/comparing-text-similarity

Projeto Python que compara a similaridade de texto usando Sentence Transformers e FuzzyWuzzy, explorando diferentes métodos para medir a semelhança entre strings

Primary LanguagePython

Text Similarity Comparison Project

Overview

This Python project demonstrates the comparison of text similarity using two different methods: Sentence Transformers for semantic similarity and Fuzzy for character-based similarity. Text similarity measurement plays a significant role in various applications, and understanding the differences between these methods is crucial for making informed decisions.

For a more in-depth exploration of this comparison, including detailed insights and examples, I have written an article "Comparing Text Similarity Measurement Methods: Sentence Transformers vs. Fuzzy" available at dev.to.

Project Structure

The project consists of the following components:

  • main.py: Python script demonstrating the usage of both Sentence Transformers and Fuzzy.
  • requirements.txt: List of required Python libraries for the project.

Installation

Before running the project, make sure to install the required libraries.
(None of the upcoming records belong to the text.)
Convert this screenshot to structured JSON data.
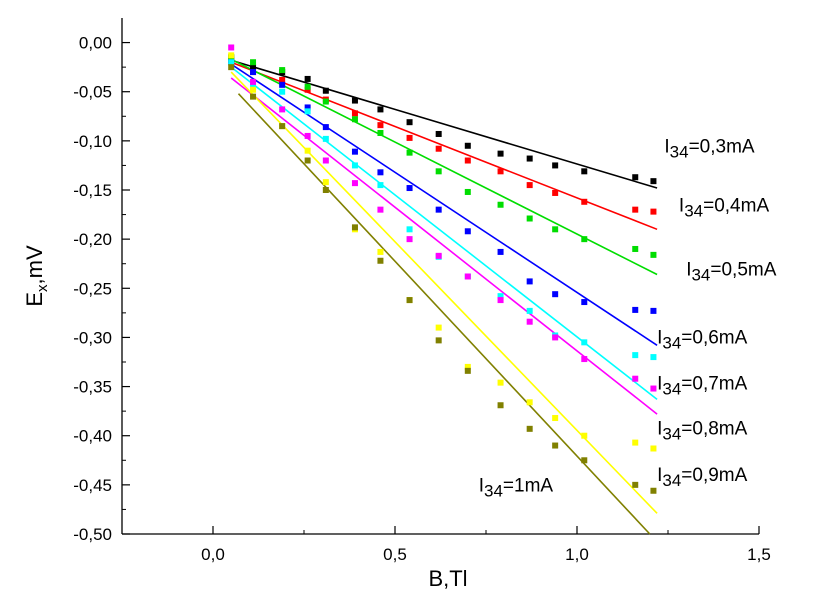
{
  "chart_data": {
    "type": "scatter",
    "title": "",
    "xlabel": "B,Tl",
    "ylabel_main": "E",
    "ylabel_sub": "x",
    "ylabel_tail": ",mV",
    "xlim": [
      -0.25,
      1.5
    ],
    "ylim": [
      -0.5,
      0.025
    ],
    "x_ticks": [
      {
        "value": 0.0,
        "label": "0,0"
      },
      {
        "value": 0.5,
        "label": "0,5"
      },
      {
        "value": 1.0,
        "label": "1,0"
      },
      {
        "value": 1.5,
        "label": "1,5"
      }
    ],
    "y_ticks": [
      {
        "value": 0.0,
        "label": "0,00"
      },
      {
        "value": -0.05,
        "label": "-0,05"
      },
      {
        "value": -0.1,
        "label": "-0,10"
      },
      {
        "value": -0.15,
        "label": "-0,15"
      },
      {
        "value": -0.2,
        "label": "-0,20"
      },
      {
        "value": -0.25,
        "label": "-0,25"
      },
      {
        "value": -0.3,
        "label": "-0,30"
      },
      {
        "value": -0.35,
        "label": "-0,35"
      },
      {
        "value": -0.4,
        "label": "-0,40"
      },
      {
        "value": -0.45,
        "label": "-0,45"
      },
      {
        "value": -0.5,
        "label": "-0,50"
      }
    ],
    "series": [
      {
        "name": "I34=0,3mA",
        "label_main": "I",
        "label_sub": "34",
        "label_tail": "=0,3mA",
        "label_anchor": [
          1.24,
          -0.112
        ],
        "color": "#000000",
        "fit": [
          [
            0.05,
            -0.018
          ],
          [
            1.22,
            -0.148
          ]
        ],
        "points": [
          [
            0.05,
            -0.015
          ],
          [
            0.11,
            -0.025
          ],
          [
            0.19,
            -0.03
          ],
          [
            0.26,
            -0.037
          ],
          [
            0.31,
            -0.049
          ],
          [
            0.39,
            -0.059
          ],
          [
            0.46,
            -0.068
          ],
          [
            0.54,
            -0.081
          ],
          [
            0.62,
            -0.093
          ],
          [
            0.7,
            -0.105
          ],
          [
            0.79,
            -0.113
          ],
          [
            0.87,
            -0.118
          ],
          [
            0.94,
            -0.125
          ],
          [
            1.02,
            -0.131
          ],
          [
            1.16,
            -0.137
          ],
          [
            1.21,
            -0.141
          ]
        ]
      },
      {
        "name": "I34=0,4mA",
        "label_main": "I",
        "label_sub": "34",
        "label_tail": "=0,4mA",
        "label_anchor": [
          1.28,
          -0.172
        ],
        "color": "#ff0000",
        "fit": [
          [
            0.05,
            -0.02
          ],
          [
            1.22,
            -0.19
          ]
        ],
        "points": [
          [
            0.05,
            -0.018
          ],
          [
            0.11,
            -0.03
          ],
          [
            0.19,
            -0.038
          ],
          [
            0.26,
            -0.048
          ],
          [
            0.31,
            -0.058
          ],
          [
            0.39,
            -0.072
          ],
          [
            0.46,
            -0.084
          ],
          [
            0.54,
            -0.097
          ],
          [
            0.62,
            -0.108
          ],
          [
            0.7,
            -0.12
          ],
          [
            0.79,
            -0.131
          ],
          [
            0.87,
            -0.145
          ],
          [
            0.94,
            -0.153
          ],
          [
            1.02,
            -0.162
          ],
          [
            1.16,
            -0.17
          ],
          [
            1.21,
            -0.172
          ]
        ]
      },
      {
        "name": "I34=0,5mA",
        "label_main": "I",
        "label_sub": "34",
        "label_tail": "=0,5mA",
        "label_anchor": [
          1.3,
          -0.237
        ],
        "color": "#00dd00",
        "fit": [
          [
            0.05,
            -0.017
          ],
          [
            1.22,
            -0.236
          ]
        ],
        "points": [
          [
            0.05,
            -0.015
          ],
          [
            0.11,
            -0.02
          ],
          [
            0.19,
            -0.028
          ],
          [
            0.26,
            -0.045
          ],
          [
            0.31,
            -0.06
          ],
          [
            0.39,
            -0.078
          ],
          [
            0.46,
            -0.092
          ],
          [
            0.54,
            -0.112
          ],
          [
            0.62,
            -0.131
          ],
          [
            0.7,
            -0.152
          ],
          [
            0.79,
            -0.165
          ],
          [
            0.87,
            -0.179
          ],
          [
            0.94,
            -0.19
          ],
          [
            1.02,
            -0.2
          ],
          [
            1.16,
            -0.21
          ],
          [
            1.21,
            -0.216
          ]
        ]
      },
      {
        "name": "I34=0,6mA",
        "label_main": "I",
        "label_sub": "34",
        "label_tail": "=0,6mA",
        "label_anchor": [
          1.22,
          -0.306
        ],
        "color": "#0000ff",
        "fit": [
          [
            0.05,
            -0.022
          ],
          [
            1.22,
            -0.308
          ]
        ],
        "points": [
          [
            0.05,
            -0.02
          ],
          [
            0.11,
            -0.03
          ],
          [
            0.19,
            -0.043
          ],
          [
            0.26,
            -0.066
          ],
          [
            0.31,
            -0.086
          ],
          [
            0.39,
            -0.111
          ],
          [
            0.46,
            -0.132
          ],
          [
            0.54,
            -0.148
          ],
          [
            0.62,
            -0.17
          ],
          [
            0.7,
            -0.192
          ],
          [
            0.79,
            -0.213
          ],
          [
            0.87,
            -0.243
          ],
          [
            0.94,
            -0.256
          ],
          [
            1.02,
            -0.264
          ],
          [
            1.16,
            -0.272
          ],
          [
            1.21,
            -0.273
          ]
        ]
      },
      {
        "name": "I34=0,7mA",
        "label_main": "I",
        "label_sub": "34",
        "label_tail": "=0,7mA",
        "label_anchor": [
          1.22,
          -0.353
        ],
        "color": "#00ffff",
        "fit": [
          [
            0.05,
            -0.025
          ],
          [
            1.22,
            -0.363
          ]
        ],
        "points": [
          [
            0.05,
            -0.02
          ],
          [
            0.11,
            -0.045
          ],
          [
            0.19,
            -0.05
          ],
          [
            0.26,
            -0.07
          ],
          [
            0.31,
            -0.098
          ],
          [
            0.39,
            -0.125
          ],
          [
            0.46,
            -0.145
          ],
          [
            0.54,
            -0.19
          ],
          [
            0.62,
            -0.218
          ],
          [
            0.7,
            -0.238
          ],
          [
            0.79,
            -0.258
          ],
          [
            0.87,
            -0.273
          ],
          [
            0.94,
            -0.298
          ],
          [
            1.02,
            -0.305
          ],
          [
            1.16,
            -0.318
          ],
          [
            1.21,
            -0.32
          ]
        ]
      },
      {
        "name": "I34=0,8mA",
        "label_main": "I",
        "label_sub": "34",
        "label_tail": "=0,8mA",
        "label_anchor": [
          1.22,
          -0.399
        ],
        "color": "#ff00ff",
        "fit": [
          [
            0.05,
            -0.036
          ],
          [
            1.22,
            -0.378
          ]
        ],
        "points": [
          [
            0.05,
            -0.005
          ],
          [
            0.11,
            -0.04
          ],
          [
            0.19,
            -0.068
          ],
          [
            0.26,
            -0.095
          ],
          [
            0.31,
            -0.12
          ],
          [
            0.39,
            -0.143
          ],
          [
            0.46,
            -0.17
          ],
          [
            0.54,
            -0.2
          ],
          [
            0.62,
            -0.217
          ],
          [
            0.7,
            -0.238
          ],
          [
            0.79,
            -0.262
          ],
          [
            0.87,
            -0.284
          ],
          [
            0.94,
            -0.3
          ],
          [
            1.02,
            -0.322
          ],
          [
            1.16,
            -0.342
          ],
          [
            1.21,
            -0.352
          ]
        ]
      },
      {
        "name": "I34=0,9mA",
        "label_main": "I",
        "label_sub": "34",
        "label_tail": "=0,9mA",
        "label_anchor": [
          1.22,
          -0.446
        ],
        "color": "#ffff00",
        "fit": [
          [
            0.05,
            -0.03
          ],
          [
            1.22,
            -0.479
          ]
        ],
        "points": [
          [
            0.05,
            -0.013
          ],
          [
            0.11,
            -0.048
          ],
          [
            0.19,
            -0.085
          ],
          [
            0.26,
            -0.11
          ],
          [
            0.31,
            -0.142
          ],
          [
            0.39,
            -0.19
          ],
          [
            0.46,
            -0.213
          ],
          [
            0.54,
            -0.262
          ],
          [
            0.62,
            -0.29
          ],
          [
            0.7,
            -0.33
          ],
          [
            0.79,
            -0.346
          ],
          [
            0.87,
            -0.366
          ],
          [
            0.94,
            -0.382
          ],
          [
            1.02,
            -0.4
          ],
          [
            1.16,
            -0.407
          ],
          [
            1.21,
            -0.413
          ]
        ]
      },
      {
        "name": "I34=1mA",
        "label_main": "I",
        "label_sub": "34",
        "label_tail": "=1mA",
        "label_anchor": [
          0.73,
          -0.457
        ],
        "color": "#808000",
        "fit": [
          [
            0.07,
            -0.052
          ],
          [
            1.2,
            -0.5
          ]
        ],
        "points": [
          [
            0.05,
            -0.025
          ],
          [
            0.11,
            -0.055
          ],
          [
            0.19,
            -0.085
          ],
          [
            0.26,
            -0.12
          ],
          [
            0.31,
            -0.15
          ],
          [
            0.39,
            -0.188
          ],
          [
            0.46,
            -0.222
          ],
          [
            0.54,
            -0.262
          ],
          [
            0.62,
            -0.303
          ],
          [
            0.7,
            -0.334
          ],
          [
            0.79,
            -0.369
          ],
          [
            0.87,
            -0.393
          ],
          [
            0.94,
            -0.41
          ],
          [
            1.02,
            -0.425
          ],
          [
            1.16,
            -0.45
          ],
          [
            1.21,
            -0.456
          ]
        ]
      }
    ]
  }
}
You can do this by running the following command:

pip install -r requirements.txt

Usage

  1. Run the main.py script with two text parameters (enclosed in quotes) in sequence to compare text similarity using Sentence Transformers and Fuzzy.
python app "João Matos da Silva" "João Pedro da Silva"
# Sentence Transformers:  0.8613903522491455
# Fuzzy:  0.79
python app "O vasto oceano é belo" "O imenso mar é deslumbrante."
# Sentence Transformers:  0.6285576224327087
# Fuzzy:  0.45
python app "The vast ocean is beautiful" "The immense sea is stunning"
# Sentence Transformers:  0.8006699085235596
# Fuzzy:  0.52
python app "color" "colour"
# Sentence Transformers:  0.973908543586731
# Fuzzy:  0.91
python app "The quick brown fox jumps over the lazy dog" "A fast brown fox leaps over a dozing dog"
# Sentence Transformers:  0.8295611143112183
# Fuzzy:  0.63
python app "John Smith" "Jon Smithe"
# Sentence Transformers:  0.7414223551750183
# Fuzzy:  0.9
  1. Review the output to see the similarity scores for different text pairs.